A FURTHER breakdown showed that while personnel allocation increased by N38.584bn, overheads got N1.836bn and capital N3.231bn, respectively.
Disturbed by the huge gap between amount for capital and recurrent expenditure, the Senate Committee on Education has had to query the large percentage of the Ministry’s budget voted for recurrent expenditure to the detriment of capital expenditure for infrastructure in the sector.
The Chairman of the Committee, Uche Chukwumerije, observed that the distribution of funds between recurrent and capital posed challenges of slow pace in infrastructural development in the relevant agencies and institutions. This should equally be noted in the course of the implementation of the 2013 budget.
Secondly, there are instances of large variances between budgetary provisions and actual expenditure in the sense that budgetary pronouncements are often not backed by fund releases.
For instance, the Federal Ministry of Education received a total capital allocation of N5.49bn in 2011, out of which N3.688bn was released, while total commitment was N3.497bn and actual draw down was N2.699bn.
Similarly, stakeholders have also called for a review of how to share financial responsibility for primary education across levels of government but the issue has never been fully resolved. It has been argued that there is an apparent lopsidedness in the funding of various sub-sectors, with higher education having 30 per cent of the entire allocation.
The United Nations Development Programmes has noted that if the current trend continues, the target of achieving universal primary education by 2015 will be missed by at least a decade and this slide might lead into having 47 million children out of school in 2015.
Already, 46 countries have been identified to be going backwards or will not meet the target until after 2040, as these countries account for 23 million of the 110 million children that are currently out of school in developing countries.
It is will not be out of place to mention that the Universal Basic Education, UBE, guidelines provided that every primary or junior secondary school in Nigeria is expected to have one general science laboratory for elementary science and domestic science, one ventilated improved toilet for a maximum of 40 pupils or students per toilet and, one teacher to handle only 40 pupils or students in a class.
These criteria are far from being met due to poor funding. In fact, in many primary schools, pupils sit on the bare floor in a classroom. Most secondary schools lack classrooms, libraries, laboratories and equipment. This trend should be curtailed.
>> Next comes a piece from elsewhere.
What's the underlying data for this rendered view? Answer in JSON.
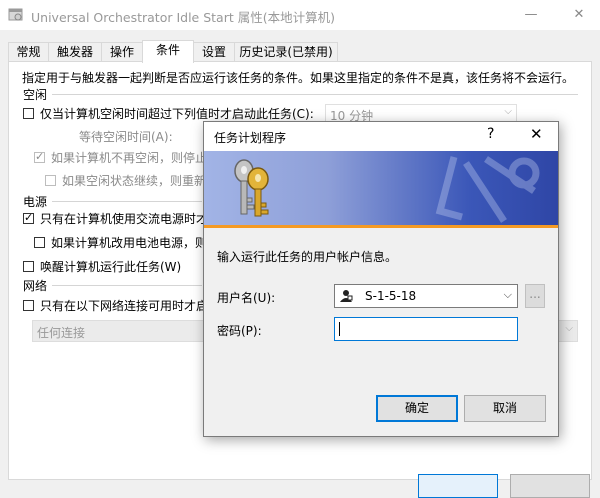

The scrutiny and timely passage of the 2013 budget should be the needed tonic in the life of the nation’s comatose education sector. The National Assembly should be thorough in carrying out this crucial assignment.
Issues of budget implementation, monitoring and evaluation are very critical. These responsibilities cannot just be left to the executive and the legislature alone.
There should be independent bodies to monitor the implementation of the budgets.
The media and civil society organisations as well as universities should be empowered to monitor and evaluate budget implementation and give their independent assessments without hindrance.
The National Assembly should pass the necessary legislation to empower the non-state actors to be at a vantage position to do so.
It should be realised that budgets should not just be rituals and the reeling out of figures from self-assessment of performance.
Therefore, Nigerians deserve to get answers on how far the 2012 budget has been implemented, as this will, no doubt, serve as the baseline for the successful implementation of the 2013 budget.
The executive arm of government should also take very seriously, the remarks made by the President of the Senate and the Speaker of the House of Representatives that there should be strict adherence to budget implementation.
For now, it must be collectively agreed that the state of education inNigeriais lamentably poor and replete with enormous challenges, requiring the adoption of sincere and pragmatic approach in turning round the situation around.
Mr. ADEWALE KUPOLUYI wrote from Federal University of Agric., Abeokuta, Ogun State.